1. Find the area of the figure.(The figure is a trinagle with a dotted line directly down the middle with the measurements of 4 by 9 ft) A~18 FT2?
2. Find the area of the figure. Use 3.14 for and round your answer to one decimal place(The figure is a cirle with a dot in the midlle then we have a line all the way across measurting 9yd) A~63.6 SQ YD?
Both correct!
1. To find the area of the triangle, we can use the formula: Area = 0.5 * base * height.
Since the base of the triangle is 4 ft and the height is 9 ft, we can substitute these values into the formula:
Area = 0.5 * 4 ft * 9 ft = 18 ft2.
So, the area of the triangle is approximately 18 ft2.
2. To find the area of a circle, we can use the formula: Area = π * radius^2.
Given that the diameter of the circle is 9 yd, we can calculate the radius by dividing the diameter by 2:
Radius = 9 yd / 2 = 4.5 yd.
Now we can substitute the radius value into the area formula:
Area = 3.14 * (4.5 yd)^2 ≈ 3.14 * 20.25 yd^2 ≈ 63.6 sq yd.
Therefore, the area of the circle is approximately 63.6 square yards.
1. To find the area of the triangle, we need to use the formula for finding the area of a triangle, which is:
Area = (base * height) / 2
In this case, the base of the triangle is the line down the middle, which has a length of 4 ft. The height of the triangle is the distance from the line down the middle to the top of the triangle, which has a length of 9 ft.
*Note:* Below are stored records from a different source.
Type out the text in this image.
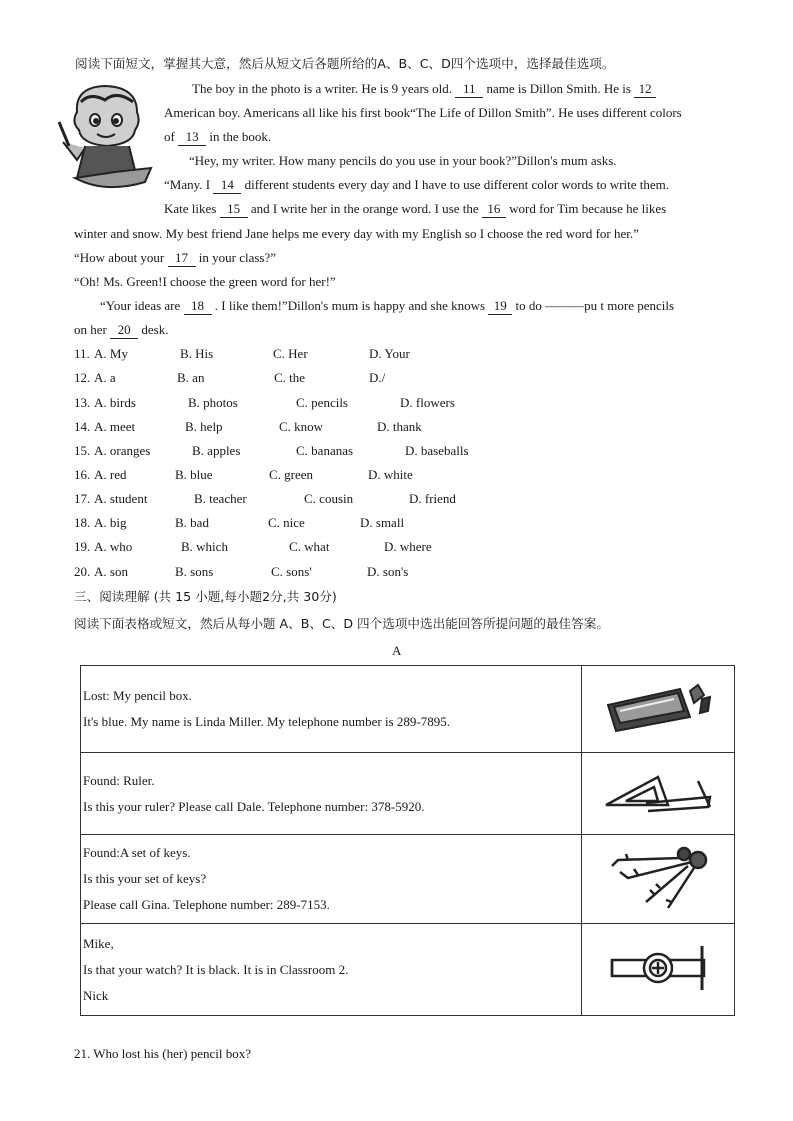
阅读下面短文，掌握其大意，然后从短文后各题所给的A、B、C、D四个选项中，选择最佳选项。
The boy in the photo is a writer. He is 9 years old. 11 name is Dillon Smith. He is 12
American boy. Americans all like his first book“The Life of Dillon Smith”. He uses different colors
of 13 in the book.
“Hey, my writer. How many pencils do you use in your book?”Dillon's mum asks.
“Many. I 14 different students every day and I have to use different color words to write them.
Kate likes 15 and I write her in the orange word. I use the 16 word for Tim because he likes
winter and snow. My best friend Jane helps me every day with my English so I choose the red word for her.”
“How about your 17 in your class?”
“Oh! Ms. Green!I choose the green word for her!”
“Your ideas are 18 . I like them!”Dillon's mum is happy and she knows 19 to do ———pu t more pencils
on her 20 desk.
11. A. My	B. His	C. Her	D. Your
12. A. a	B. an	C. the	D./
13. A. birds	B. photos	C. pencils	D. flowers
14. A. meet	B. help	C. know	D. thank
15. A. oranges	B. apples	C. bananas	D. baseballs
16. A. red	B. blue	C. green	D. white
17. A. student	B. teacher	C. cousin	D. friend
18. A. big	B. bad	C. nice	D. small
19. A. who	B. which	C. what	D. where
20. A. son	B. sons	C. sons'	D. son's
三、阅读理解 (共 15 小题,每小题2分,共 30分)
阅读下面表格或短文，然后从每小题 A、B、C、D 四个选项中选出能回答所提问题的最佳答案。
A
Lost: My pencil box.
It's blue. My name is Linda Miller. My telephone number is 289-7895.

Found: Ruler.
Is this your ruler? Please call Dale. Telephone number: 378-5920.

Found:A set of keys.
Is this your set of keys?
Please call Gina. Telephone number: 289-7153.

Mike,
Is that your watch? It is black. It is in Classroom 2.
Nick

21. Who lost his (her) pencil box?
Let's plug these values into the formula:
Area = (4 ft * 9 ft) / 2
Area = 36 ft² / 2
Area = 18 ft²
Therefore, the area of the triangle is approximately 18 ft².
2. To find the area of the circle, we need to use the formula for finding the area of a circle, which is:
Area = π * (radius)²
In this case, the line across the circle represents the diameter of the circle, which is equal to 9 yards. To find the radius, we need to divide the diameter by 2:
Radius = 9 yd / 2
Radius = 4.5 yd
Next, let's plug this value into the formula:
Area = 3.14 * (4.5 yd)²
Area = 3.14 * 20.25 yd²
Area ≈ 63.6 yd² (rounded to one decimal place)
Therefore, the area of the circle is approximately 63.6 square yards.